When Royal James possest the crown,
And popery grew in fashion;
The Penal Law I shouted down,
And read the Declaration:
The Church of Rome I found would fit
Full well my Constitution,
And I had been a Jesuit,
But for the Revolution.

And this is Law, &c.

When William our Deliverer came,
To heal the Nation's Grievance,
I turn'd the Cat in Pan again,
And swore to him Allegiance:
Old Principles I did revoke,
Set conscience at a distance,
Passive Obedience is a Joke,
A Jest is non-resistance.

And this is Law, &c.

When Royal Ann became our Queen,
Then Church of England's Glory,
Another face of things was seen,
And I became a Tory:
Occasional Conformists base
I Damn'd, and Moderation,
And thought the Church in danger was,
From such Prevarication.

And this is Law, &c.

When George in Pudding time came o'er,
And Moderate Men looked big, Sir,
My Principles I chang'd once more,
And so became a Whig, Sir.
And thus Preferment I procur'd,
From our Faith's great Defender
And almost every day abjur'd
The Pope, and the Pretender.

And this is Law, &c.

The Illustrious House of Hannover,
And Protestant succession,
To these I lustily will swear,
Whilst they can keep possession:
For in my Faith, and Loyalty,
I never once will faulter,
But George, my lawful king shall be,
Except the Times shou'd alter.

And this is Law, &c.

The Chameleon

Consider the Chameleon,
he colours himself and his opinions by the company he's in.

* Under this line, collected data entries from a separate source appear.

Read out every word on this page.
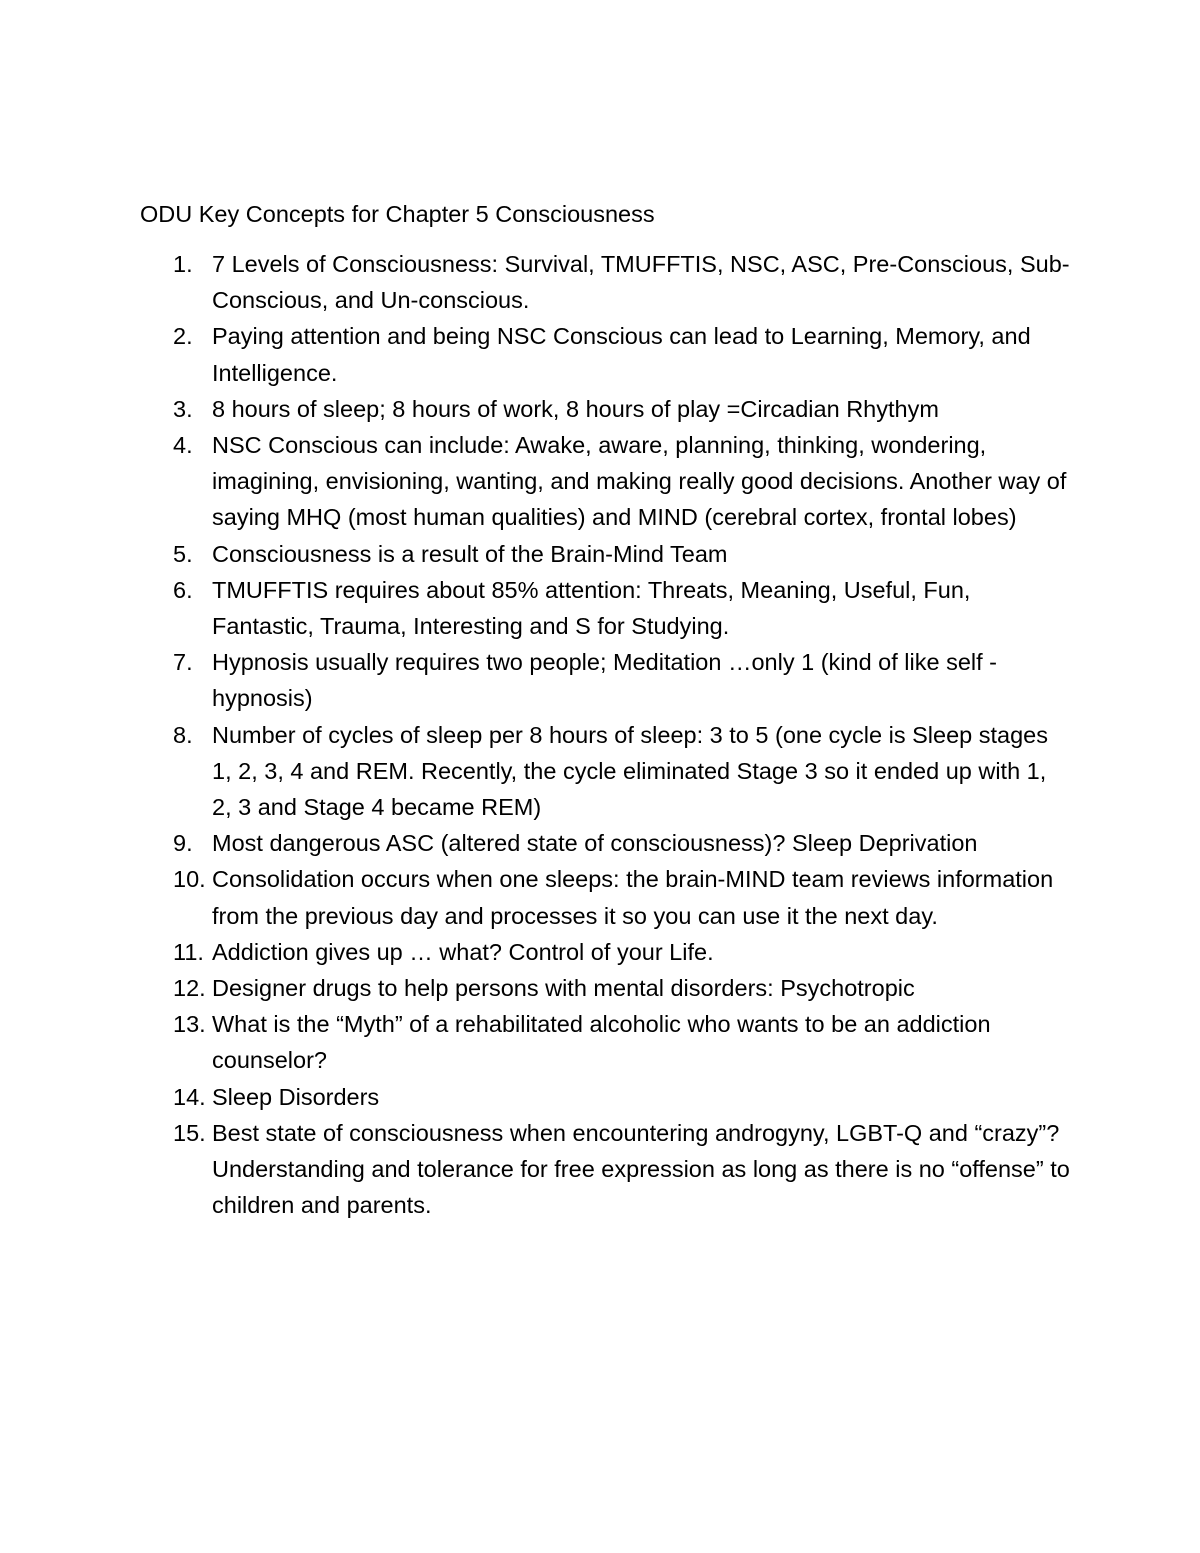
ODU Key Concepts for Chapter 5 Consciousness
1. 7 Levels of Consciousness: Survival, TMUFFTIS, NSC, ASC, Pre-Conscious, Sub-Conscious, and Un-conscious.
2. Paying attention and being NSC Conscious can lead to Learning, Memory, and Intelligence.
3. 8 hours of sleep; 8 hours of work, 8 hours of play =Circadian Rhythym
4. NSC Conscious can include: Awake, aware, planning, thinking, wondering, imagining, envisioning, wanting, and making really good decisions. Another way of saying MHQ (most human qualities) and MIND (cerebral cortex, frontal lobes)
5. Consciousness is a result of the Brain-Mind Team
6. TMUFFTIS requires about 85% attention: Threats, Meaning, Useful, Fun, Fantastic, Trauma, Interesting and S for Studying.
7. Hypnosis usually requires two people; Meditation …only 1 (kind of like self -hypnosis)
8. Number of cycles of sleep per 8 hours of sleep: 3 to 5 (one cycle is Sleep stages 1, 2, 3, 4 and REM. Recently, the cycle eliminated Stage 3 so it ended up with 1, 2, 3 and Stage 4 became REM)
9. Most dangerous ASC (altered state of consciousness)? Sleep Deprivation
10. Consolidation occurs when one sleeps: the brain-MIND team reviews information from the previous day and processes it so you can use it the next day.
11. Addiction gives up … what? Control of your Life.
12. Designer drugs to help persons with mental disorders: Psychotropic
13. What is the “Myth” of a rehabilitated alcoholic who wants to be an addiction counselor?
14. Sleep Disorders
15. Best state of consciousness when encountering androgyny, LGBT-Q and “crazy”? Understanding and tolerance for free expression as long as there is no “offense” to children and parents.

In Belfast, he's an Orangeman, the shade is quite ephemeral,

Directly he moves south, it fades, In Dublin, look: He's emerald.

In church on Sunday he turns gold, and sings the 'love thy neighbour' hymn.

Monday he's black and buys a stick, the better to belabour him.

He says; 'All men are equal' when in Trinidad or Malibar,

But in his green in Paddington, he shouts; 'We'll keep the colour bar'.

This parti-coloured fellow, you'll find that underneath, is yellow.

With Tories blue, with reds vermilion,
and chequered when he meets MacMillian.

That's the Chameleon. If that Chameleon were me, I'd be ashamed to sham.

Each night, all white between the sheets, I'd wonder who I am.